In the last verse of our passage, verse 18, God characterized the spiritual poverty of any Israelite who, after entering the Promised Land, enjoying a land whose houses were already built, whose fields were already planted, whose barns were already full, whose wealth was already built up, would say “my power and the strength of my hands have produced this wealth for me.” This same attitude is alive and well today, isn’t it?

I’ll always remember a line from the 1965 movie Shenandoah. The movie is about the impact of the American Civil War on a hardworking, peace loving family living in Virginia. Jimmy Stewart is the patriarch of the family, a man who lost his wife, a man who has worked hard, who does not keep slaves and refuses to fight for the Confederate Army who believes in slavery. In one scene Jimmy Stewart’s character is leading the family, saying grace before they ate their meal:

Lord, we cleared this land. We plowed it, we sowed it and we harvested it. We cooked the harvest. It wouldn’t be here and we wouldn’t be eating it if we hadn’t done it all ourselves. We worked dog-bone hard for every crumb and morsel, but we thank you Lord just the same for the food we’re about to eat. A-men.

That prayer sums up many surface reactions to Thanksgiving today. In so many words, some say, “We have worked hard. We have earned what we have by the sweat of our brow. We are gathered around this table to give thanks for what we have done—giving thanks for ourselves. Thanks just the same Lord.”

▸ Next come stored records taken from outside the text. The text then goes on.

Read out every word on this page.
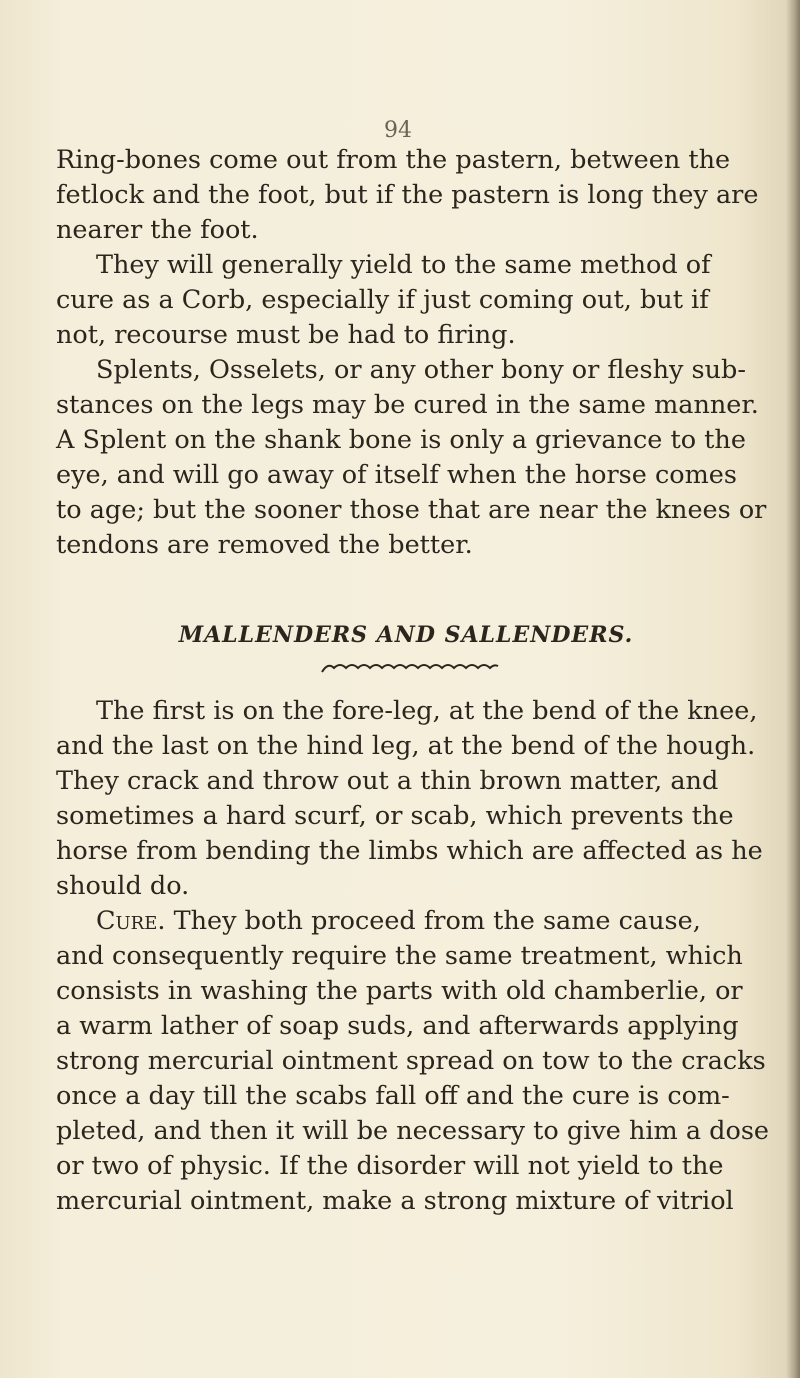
94
Ring-bones come out from the pastern, between the
fetlock and the foot, but if the pastern is long they are
nearer the foot.
They will generally yield to the same method of
cure as a Corb, especially if just coming out, but if
not, recourse must be had to firing.
Splents, Osselets, or any other bony or fleshy sub-
stances on the legs may be cured in the same manner.
A Splent on the shank bone is only a grievance to the
eye, and will go away of itself when the horse comes
to age; but the sooner those that are near the knees or
tendons are removed the better.
MALLENDERS AND SALLENDERS.
The first is on the fore-leg, at the bend of the knee,
and the last on the hind leg, at the bend of the hough.
They crack and throw out a thin brown matter, and
sometimes a hard scurf, or scab, which prevents the
horse from bending the limbs which are affected as he
should do.
Cure. They both proceed from the same cause,
and consequently require the same treatment, which
consists in washing the parts with old chamberlie, or
a warm lather of soap suds, and afterwards applying
strong mercurial ointment spread on tow to the cracks
once a day till the scabs fall off and the cure is com-
pleted, and then it will be necessary to give him a dose
or two of physic. If the disorder will not yield to the
mercurial ointment, make a strong mixture of vitriol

Being thankful is one of the products of God’s grace, it leads us to humility, to a proper and accurate assessment of what our life consists of, and who and what we would be apart from God.

Physically, Thanksgiving reminds us that hunger and thirst are fundamental and necessary to maintain life. We must eat to remain alive. If we don’t have anything to eat, or if our supply of food and water is at all endangered, all other concerns in our life come to a screeching halt, and we focus on where our next meal will come from.

We are also in desperate need of spiritual food. Our abundant, physically blessed North American culture is overwhelmed with the physical. While most of our physical needs are provided for (along with many of our physical wants and desires) our Western world remains a spiritual wilderness.

Our world is stumbling along, alone, alienated, frustrated, and spiritually empty. Many hunger for a healthy, loving relationship with God even as our prosperity is the envy not only of our world, but of the vast majority of the history of humanity. Never have so many had so much, physically, while being so spiritually impoverished and empty.

Thanksgiving can be a wonderful time for us to focus on God. May your Thanksgiving table be filled with more than physical food that perishes. May God’s grace overflow at your table, in your home, in your prayers, in your conversations, in your family, and in your life.

May you give thanks for Jesus, the Bread from heaven, who gives us spiritual food that imparts eternal life. Because of Jesus, we are not like those who live from day to day, having to gather manna. We live in the security of our faith, the assurance of God’s grace, knowing that we have been given life eternal, crossing over from death to life, believing and trusting in Jesus to do for us what we can never do for ourselves.

Because of Jesus we are not condemned, we have been given eternal life.

Thanks be to God for his incredible, matchless and priceless gifts. May we thank him with every ounce of our being, with every breath we take, with every thought we think, with every morsel of food we eat—for he and he alone gives us the greatest gift. Thanks be to God.